Hiking Mount Jackson in the Winter

Ever since our first taste of winter hiking back when we failed Mount Whiteface and Mount Passaconaway, we knew that with the correct gear winter hiking was going to be an adventure we couldn’t say no too.

After investing in the proper winter hiking essentials like snowshoes, micro-spikes, and shell layers. We hit winter hiking full force this year having already conquered Mount Monadnock and Boston’s Blue Hills

This time around, we turned our attention to another 4000 footer to tick off our list, and with wanting some fun adventure thrills our next big hike with a view was Mount Jackson in the White Mountains of New Hampshire.

Spending the Night in Maine

Saturday marked a travel day for us as we opted to see one of Megan’s good friends in Maine and also spend the night. It was great getting to see her new house and hangout with her and her dogs for a few hours, especially since being so far away limits our time to spend together.

Driving to Mount Jackson

We spent the night and got up at 6:30am to start our journey to the mountain.

After twisting and turning our way though Maine and New Hampshire’s backroads we finally emerged onto the NH 302 and winded our way up to the trail head. The parking area is just south of the AMC lodge and a smidge north of the hiking parking lot.

We arrived to the foot of Mount Jackson at around 9am and after reorganizing the truck, getting our hiking gear on, we took off up the trail for what was originally going to be a two-peak-bagged day.


Starting the Hike

Once we crossed the road and climbed the snowbank lining the edge of the road, we immediately put our micro-spikes on and started our gradual ascent uphill towards the summit of Mount Jackson.

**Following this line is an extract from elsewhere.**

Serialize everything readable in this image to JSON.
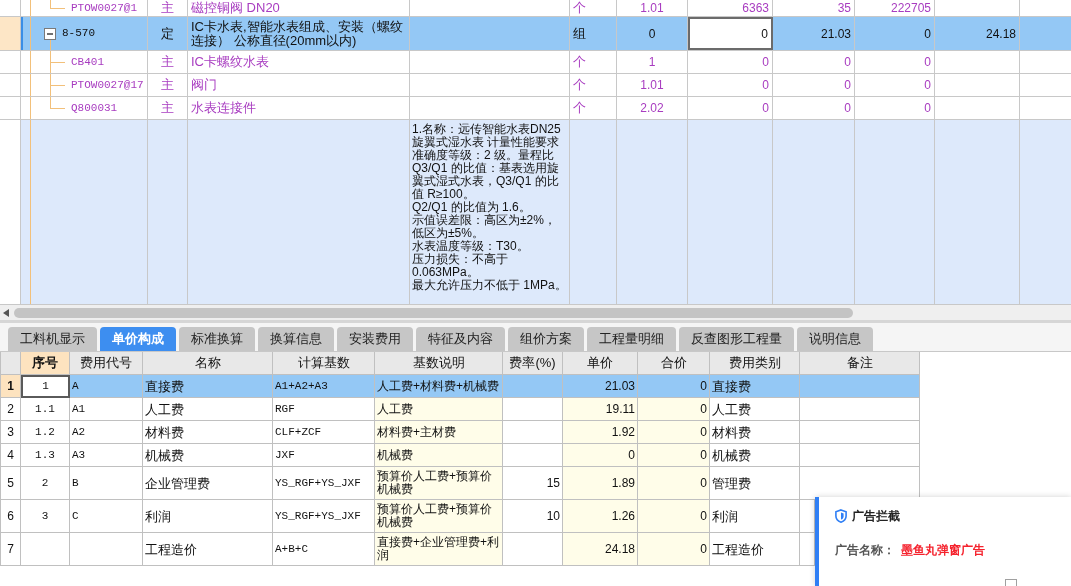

The trail was absolutely gorgeous with what a fresh coat of snow on all of the trees and rocks around. Thankfully we weren’t the first ones of todays trail and the powder had already been packed down.

No snowshoes needed today!

Elephant’s Head and Bugle Cliff

As we made our way up, we passed the outlook for the Elephants Head lookout point, which we opted to pass and save for the way down.

After a short bit more we came across another lookout called Bugle Cliff which was just off the trail and offered an incredible view of the road below and Crawford Notch.


We kept trudging along for the remainder of the first mile until we hit the trail junction of Jackson and Webster, we turned left for the final 1.5 mile push to the top of Mount Jackson and the real incline and climbing came in.

The trail was absolutely gorgeous with the fresh snow and the surrounding mountains poking through the trees, it made the suffering that much more enjoyable.



Final Push to the Summit of Mount Jackson

When we got within reach of the Mount Jackson summit, we noticed the elevation gain starting to get serious, and of course in true White Mountains fashion there was a very steep scramble on the final push to the summit.

Right before the big final push, we prepared for the cold summit by putting our North Face Thermoball mid layers and REI weather shells on knowing the wind was going to be howling once we made it up.

Summit of Mount Jackson

After picking the route carefully on the icy ascent, we summited and found a good place to sit down out of the wind and eat a quick snack and take it all in, it always amazes me that despite barely seeing anyone on the trail as we made our way up, there is always a bunch of people hanging out at the top.


Trying for Mount Webster

After lounging around in the sun for a bit, we put our snacks away and our packs back on as we decided we had enough time to make the 1.5 mile push to add Mount Webster to our current hike. The original plan was Jackson, and only if we had time to add Webster.

With time on our side, we set off down a super steep rock face that if for any reason we had to turn around, was going to be a looming challenge.

Immediately after starting towards Webster we noticed a clear difference between the trail up to Jackson and this one bridging to Webster, the snow was pretty deep as if it hasn’t been fully broken in yet. When we started the hike we opted not to bring our snowshoes because of how packed the trail was, but this 1 mile trail was proving to be a little more challenging then thought with the fresh powder and constant post-holing.

After two hours on the one mile trail we reached the junction of the Jackson-Webster Trail where we had to decide if it was worth adding an additional half mile to summit Webster and back, never mind the 3 mile decent from our current point.

After looking at the time, and knowing we still had a 4 hour drive back home to Rhode Island we decided a treeless summit just wasn’t worth it right now.

We decided to make our way back down the trail and noticed immediately that when we we’re back on the Jackson-Webster trail the snow was packed down much better which offered a quick descent.

Back to the Trail Head

About an hour and a half later we were finally starting to see the road poke through the trees as we reached our starting point. There was much fewer cars parked next to us then when we started, not to mention the sun was just starting to set.

The light was absolutely gorgeous shining over the neighboring mountains, so of course I had to stop a snap this picture of my Nissan Xterra Pro-4X.